Filosofia e Literatura: O espelho

Atividade baseada na obra: "O Espelho Esboço de uma nova teoria da alma humana" de Machado de Assis

Problema:  É possível produzir conhecimento através de obras literárias?

Tema: "O ser humano é composto de matéria, de corpo. Mas, só isso? Talvez haja uma alma ai também? Tendo em vista dar movimento a esse corpo, no sentido de alegria, tristeza, decisão, perseverança. Quem sabe uma alma exterior e outra interior, no que tange a primeira abarcar coisas materiais, objetos, e a segunda incluir os bens interiores, como os gostos, os desejos."

Nível de ensino: Médio
Monitores Pibidianos: Éverton Luís Ferri e Danimar Bonai
Disciplina: Filosofia
Duração: 2 horas

Objetivo geral:
  •  Identificar a importância da arte (no caso: obras literárias) no que tange a transmissão de conhecimento;

Objetivos específicos:
  1. Propor um exercício auto reflexivo acerca dos apegos materiais e papeis que cada um exerce perante as outras pessoas;
  2. Refletir sobre o conceito "alma interior" citado por Machado de Assis; 
  3. Perceber a importância:
  •   Do que cada um representa através das formas de expressão da alma exterior;
  •   De preservar um equilíbrio entre o que é alma interior e alma exterior;


    METODOLOGIA

1º passo: Inicialmente uma apresentação do projeto de oficinas literárias e um pequeno questionamento que levará o público a um debate sobre a relação entre literatura e filosofia, ou no caso de insucesso os professores farão uma breve explicação dessa relação.

O que a filosofia tem a ver com a Literatura?

 Como diz Wittgenstein “o mundo é linguagem” e tanto a filosofia quanto a literatura fazem uso desta ferramenta para expressar algo. A diferença entre elas é que a filosofia tenta explicar um conceito, uma ideia e a literatura é uma narrativa que muitas vezes leva os seus interlocutores a refletirem sobre conceitos e ideias, de modo a não ter necessariamente um compromisso na construção de uma teoria explicativa sobre um problema.
 Platão, um grande filósofo da antiguidade se enquadraria perfeitamente tanto como literário, como filósofo. Nietzsche com seus aforismos e poemas, Rousseau e Sartre foram autores de romances. E do outro lado temos Thomas Mann e Machado de Assis.
 Outra diferença entre elas é o “como” se lê uma obra filosófica e uma obra literária. Normalmente ao realizar uma leitura filosófica é preciso reler várias vezes o mesmo parágrafo e muitas delas através de comentadores. Por sua vez com obras literárias não se há essa necessidade, outrossim, isso não significa dizer que obras literárias são mais fáceis.
 É necessário muita criatividade e um grande teor artístico para transformar conceitos filosóficos em obras literárias e vice-versa, buscar os conceitos dentro de narrativas literárias.
 As narrativas artísticas dos autores literários dão um gosto, um sabor a mais nas leituras, tornam mais interessantes de certa forma, por tirarem aquela parte dos sistemas filosóficos que é cansativa. A busca da compreensão dos conceitos e a sua veracidade.
 Quando usada a linguagem mais artística, cabe ao leitor realizar suas interpretações e deixar-se levar pelas ideias e sentimentos que existem ali na obra. Já os sistemas filosóficos exigem um raciocínio mais lógico, elaborado e justificado, que não se deixa levar por qualquer tipo de interpretação se não aquela que o autor permite.

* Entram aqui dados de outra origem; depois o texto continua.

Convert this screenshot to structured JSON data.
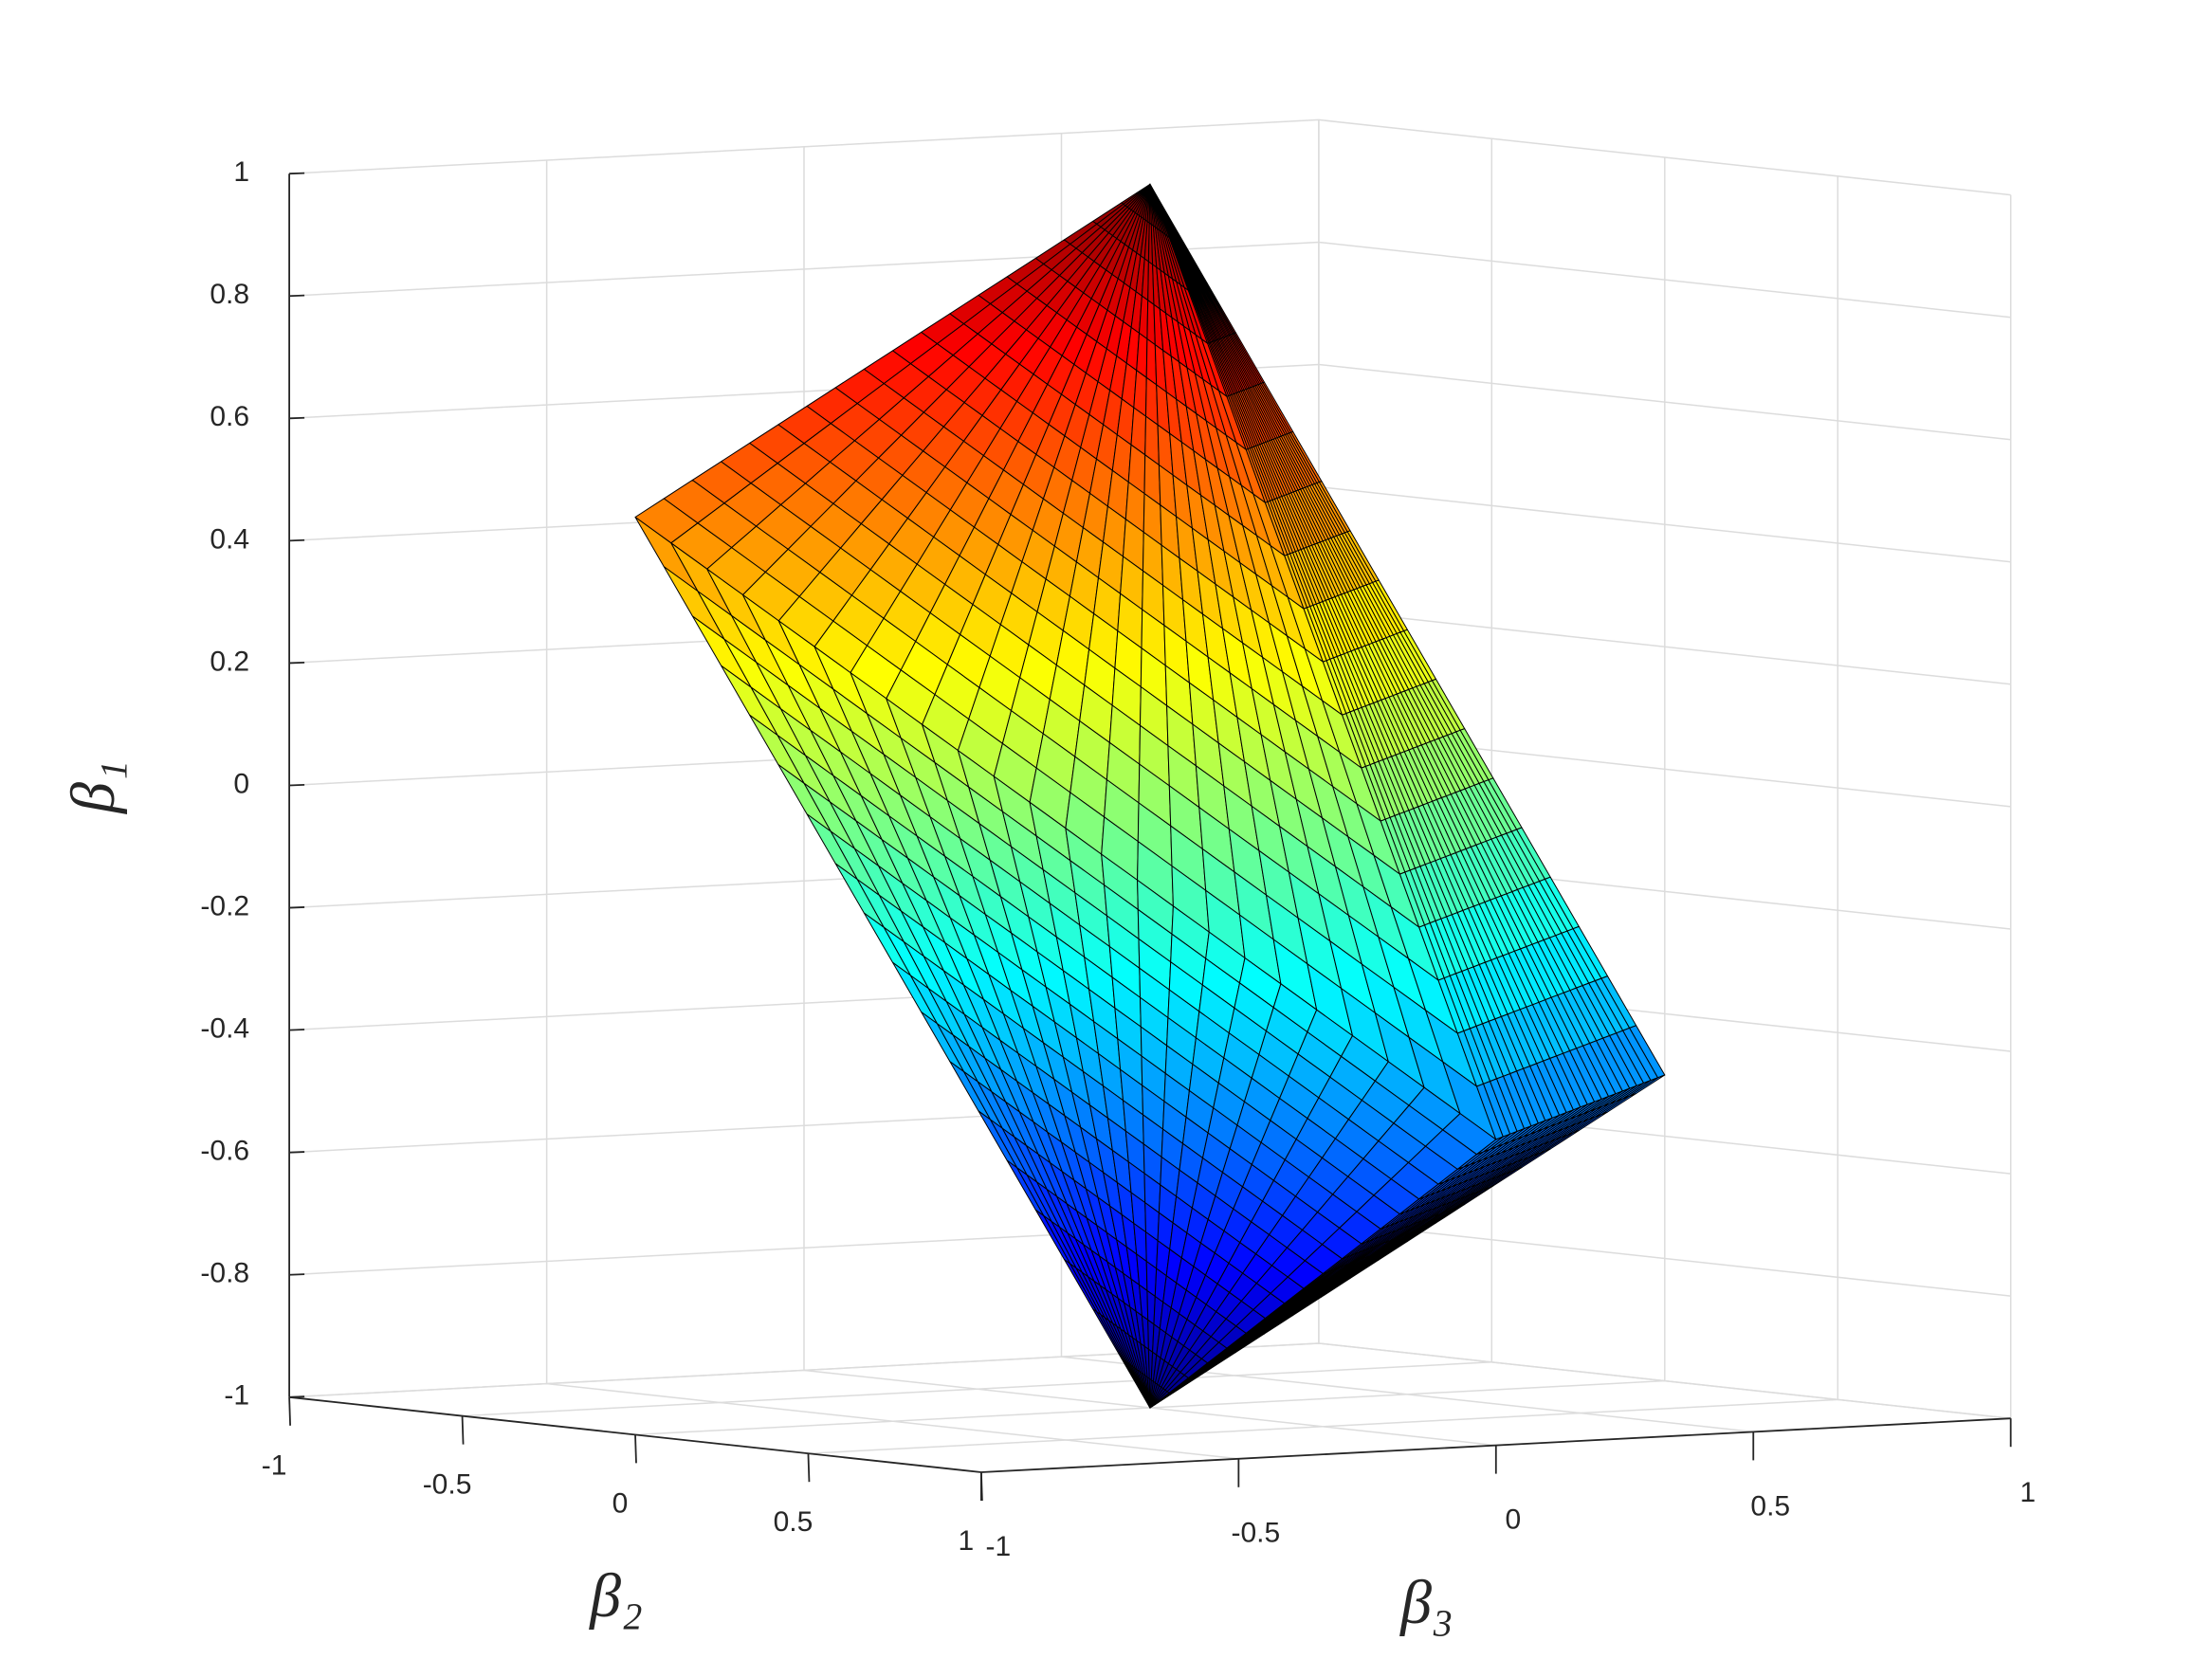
{
  "chart_data": {
    "type": "surface3d",
    "xlabel": "β₂",
    "ylabel": "β₃",
    "zlabel": "β₁",
    "xlim": [
      -1,
      1
    ],
    "ylim": [
      -1,
      1
    ],
    "zlim": [
      -1,
      1
    ],
    "xticks": [
      -1,
      -0.5,
      0,
      0.5,
      1
    ],
    "yticks": [
      -1,
      -0.5,
      0,
      0.5,
      1
    ],
    "zticks": [
      -1,
      -0.8,
      -0.6,
      -0.4,
      -0.2,
      0,
      0.2,
      0.4,
      0.6,
      0.8,
      1
    ],
    "vertices": [
      [
        0,
        0,
        1
      ],
      [
        0,
        0,
        -1
      ],
      [
        0,
        -1,
        0.5
      ],
      [
        0,
        1,
        -0.5
      ],
      [
        1,
        0,
        -0.5
      ],
      [
        -1,
        0,
        0.5
      ]
    ],
    "colormap": "jet",
    "edgecolor": "#000000",
    "grid": true
  }
}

2º passo: Na sequência será feito uma exposição da obra literária “O Espelho” de Machado de Assis com as possíveis interpretações dos apresentadores;

Obra (síntese)

“O alferes eliminou o homem”. (p. 93). Esta frase é central para entender o conto e para pensar a dualidade alma-corpo, alma exterior e alma interior, aparência, identidade, que Machado de Assis aborda durante o texto. Uma vez que dessa forma o autor marca a passagem de um homem simples para alguém que se considera importante a partir do momento em que se torna alferes, e, isso desperta nele um sentimento de elevação em detrimento de outras pessoas. Num dado momento seu bem estar só existe se estão lhe bajulando, caso contrário permanece triste e bravo. No conto isso ganha o nome de “alma exterior”, caracterizada pelas coisas externas que o sujeito possui, em que pese Jacobina, o nome do personagem principal, tende a se tornar apenas isso com o findar do conto. Nesse sentido toda subjetividade possível que faz algo ser algo e não outra coisa se esvai.                                                                                        
 E por que a metáfora do espelho? Parece que o espelho se refere a uma forma de trabalhar com a ideia de dualidade, aparências, dar-se conta do que se é, ou ainda se ver como tal no momento em que se está defronte a ele. De outra forma isso se liga à metafísica, a identidade. O espelho também possui um sentido histórico por fazer referência ao Império de modo que mesmo velho era bom. Porém, isso só era válido no nível da aparência, pois, com efeito, numa análise real se dava o contrário. Em última instância é um conto que busca analisar o pensamento humano, por meio de suas atitudes, seu jeito de ser e apreciar os bens, sejam materiais ou valorativos. E como isso se liga a formação da identidade humana, quais os critérios escolhidos para viver, agir.

3° passo: No terceiro momento (atividade de sensibilização) será iniciado um questionamento sobre a opinião dos estudantes a respeito do que foi apresentado e como isso se relaciona com a vida de cada um, através das seguintes atividades:

Atividade 1: Os estudantes irão escrever em uma folha em branco os aspectos e características de suas próprias almas (o objetivo aqui é levar os estudantes a uma auto reflexão a respeito da visão que cada um tem acerca de sua alma interior/exterior). Após isso, entregarão os papéis aos apresentadores que serão lidos para que a turma tente identificar de quem se trata. Os colegas poderão acrescentar aspectos e características que eles identificam nos colegas a respeito.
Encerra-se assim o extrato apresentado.